Latkes Remixed: Sweet Potato, Parsnip, and Apple

One of the things I miss most about college are the latkes that graced every Jewish holiday celebrated at the campus Hillel. Hours upon hours were spent in the kitchen preparing hundreds of latkes that would vanish from the large platters before they had the chance to lose that fresh-from-the-skillet crisp exterior. For me, latkes are still a comfort food, although one I have enjoyed less regularly since the end of my college years.

While the traditional latke still holds a fond place in my heart, the concept is so simple it’s hard not to experiment every once in a while with a twist on tradition. This recipe was sparked by the following post on Well+Good, one of my favorite health and fitness blogs. As I started to gather my ingredients, I noticed a sweet potato on the counter, left over from a sweet-potato-for-breakfast binge a couple weeks earlier. The sweet, starchy potato adds back that quintessential latke feeling, while maintaining the healthier-and-different-tasting vibe of these remixed latkes.

They taste best right out of the oven, but can also be stored in the fridge or even frozen, then re-heated in the microwave or toaster oven. I don’t mind a bit of char around the edges, but if you prefer your latkes singe-free, take care to keep the edges neat (no stray shavings poking out an an angle) when shaping them. And, of course, while you can enjoy them as is, I highly recommend topping with some plain greek yogurt/sour cream and applesauce to complete the latke experience.


3 medium gala apples

1 large sweet potato

3 medium parsnips

2 eggs

fresh ground black pepper

cooking spray


Preheat the oven to 450 degrees F. Peel the skin from the sweet potato, remove tops from parsnips, and cut/core the apples. Using a grater, shred the sweet potato, parsnips, and apples into a large bowl.

Grated sweet potato

Grated sweet potato

Grated parsnip

Grated parsnip

Grated apple

Grated apple

Whisk eggs together in a small bowl, then pour over the mixture. Grate pepper on top to taste, then mix until egg completely coats the sweet potato, parsnip, and apple gratings. I recommend using your hands for maximum egg-coverage, but you could also use a fork.

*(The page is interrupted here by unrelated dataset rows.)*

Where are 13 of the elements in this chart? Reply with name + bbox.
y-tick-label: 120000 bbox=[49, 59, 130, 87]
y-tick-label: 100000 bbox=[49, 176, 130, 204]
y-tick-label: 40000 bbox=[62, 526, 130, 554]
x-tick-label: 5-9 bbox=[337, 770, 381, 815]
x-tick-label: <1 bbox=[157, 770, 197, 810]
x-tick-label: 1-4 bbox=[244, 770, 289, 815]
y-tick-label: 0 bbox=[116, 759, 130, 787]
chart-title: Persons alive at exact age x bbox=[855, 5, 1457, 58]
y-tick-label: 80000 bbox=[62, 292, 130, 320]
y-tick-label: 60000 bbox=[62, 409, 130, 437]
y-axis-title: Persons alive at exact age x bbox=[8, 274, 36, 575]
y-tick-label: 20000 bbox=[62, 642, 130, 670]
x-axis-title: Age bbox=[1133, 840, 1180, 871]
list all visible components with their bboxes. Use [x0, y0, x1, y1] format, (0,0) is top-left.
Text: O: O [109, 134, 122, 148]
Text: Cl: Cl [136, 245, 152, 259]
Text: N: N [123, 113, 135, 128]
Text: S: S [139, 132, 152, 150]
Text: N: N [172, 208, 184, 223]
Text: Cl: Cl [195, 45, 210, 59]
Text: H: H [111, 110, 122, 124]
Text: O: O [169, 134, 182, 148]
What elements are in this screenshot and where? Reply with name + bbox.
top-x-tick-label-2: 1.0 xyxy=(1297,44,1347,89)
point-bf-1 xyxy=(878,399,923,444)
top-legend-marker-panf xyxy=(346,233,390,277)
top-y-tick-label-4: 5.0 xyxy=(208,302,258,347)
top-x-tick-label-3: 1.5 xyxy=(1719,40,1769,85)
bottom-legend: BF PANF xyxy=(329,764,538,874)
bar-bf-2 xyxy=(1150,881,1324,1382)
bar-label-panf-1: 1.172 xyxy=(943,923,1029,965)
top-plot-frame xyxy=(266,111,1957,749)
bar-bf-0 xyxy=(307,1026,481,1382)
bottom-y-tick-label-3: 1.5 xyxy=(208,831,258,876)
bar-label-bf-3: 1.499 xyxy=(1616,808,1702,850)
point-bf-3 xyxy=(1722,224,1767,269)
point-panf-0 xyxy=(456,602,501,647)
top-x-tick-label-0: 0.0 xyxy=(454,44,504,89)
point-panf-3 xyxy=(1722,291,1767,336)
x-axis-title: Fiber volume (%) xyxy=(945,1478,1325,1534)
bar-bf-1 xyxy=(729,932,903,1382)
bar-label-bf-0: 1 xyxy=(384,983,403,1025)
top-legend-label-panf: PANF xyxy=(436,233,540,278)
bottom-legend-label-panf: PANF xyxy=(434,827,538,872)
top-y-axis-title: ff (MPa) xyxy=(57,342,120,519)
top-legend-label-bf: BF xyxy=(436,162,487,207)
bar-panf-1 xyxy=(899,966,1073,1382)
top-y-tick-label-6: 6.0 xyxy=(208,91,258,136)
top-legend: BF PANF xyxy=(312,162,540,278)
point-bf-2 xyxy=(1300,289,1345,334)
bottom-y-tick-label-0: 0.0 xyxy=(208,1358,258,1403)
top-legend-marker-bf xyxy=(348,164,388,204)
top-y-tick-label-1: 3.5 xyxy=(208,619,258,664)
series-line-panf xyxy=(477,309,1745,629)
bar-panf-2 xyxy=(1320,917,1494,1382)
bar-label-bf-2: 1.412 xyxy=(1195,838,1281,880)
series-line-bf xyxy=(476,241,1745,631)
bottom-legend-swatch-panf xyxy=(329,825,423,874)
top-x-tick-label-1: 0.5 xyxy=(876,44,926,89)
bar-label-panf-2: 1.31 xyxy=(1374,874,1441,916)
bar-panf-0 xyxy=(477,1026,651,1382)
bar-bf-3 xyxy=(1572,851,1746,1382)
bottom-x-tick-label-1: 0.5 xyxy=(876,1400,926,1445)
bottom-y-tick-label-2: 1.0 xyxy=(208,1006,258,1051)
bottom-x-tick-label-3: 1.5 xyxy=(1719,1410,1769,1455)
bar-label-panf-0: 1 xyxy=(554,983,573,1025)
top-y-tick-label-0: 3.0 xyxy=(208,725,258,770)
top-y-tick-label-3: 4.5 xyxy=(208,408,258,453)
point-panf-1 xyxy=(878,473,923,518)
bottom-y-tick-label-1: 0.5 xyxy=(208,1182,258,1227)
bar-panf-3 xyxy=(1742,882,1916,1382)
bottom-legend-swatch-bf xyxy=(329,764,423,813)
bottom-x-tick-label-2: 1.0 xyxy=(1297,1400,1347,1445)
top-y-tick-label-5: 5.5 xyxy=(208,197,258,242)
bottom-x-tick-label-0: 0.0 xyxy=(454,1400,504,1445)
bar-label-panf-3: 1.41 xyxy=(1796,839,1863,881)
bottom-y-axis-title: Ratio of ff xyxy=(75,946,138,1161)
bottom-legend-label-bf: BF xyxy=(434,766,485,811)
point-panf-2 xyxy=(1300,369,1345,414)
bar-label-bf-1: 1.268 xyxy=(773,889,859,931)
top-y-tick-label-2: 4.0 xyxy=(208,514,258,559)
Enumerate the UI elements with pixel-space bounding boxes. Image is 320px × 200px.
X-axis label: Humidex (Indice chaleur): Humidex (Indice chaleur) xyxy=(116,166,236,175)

Spray 2-3 baking sheets with cooking oil. Form the egg-coated mixture into palm-sized patties and place on the baking sheet, leaving about 1/4 inch on all sides. Note that the larger the patties, the more likely they will fall apart when removed from the baking sheet.

Latkes ready for the oven

Latkes ready for the oven! If you want to avoid charred edges, remove any stray pieces of sweet potato, parsnip, or apple from each latke before baking.

Bake until fully cooked, about 20 minutes. While still hot, remove from baking sheet.

Fully cooked latkes.

Fully cooked latkes.

Serve immediately, or let cool on a plate and then refrigerate or freeze.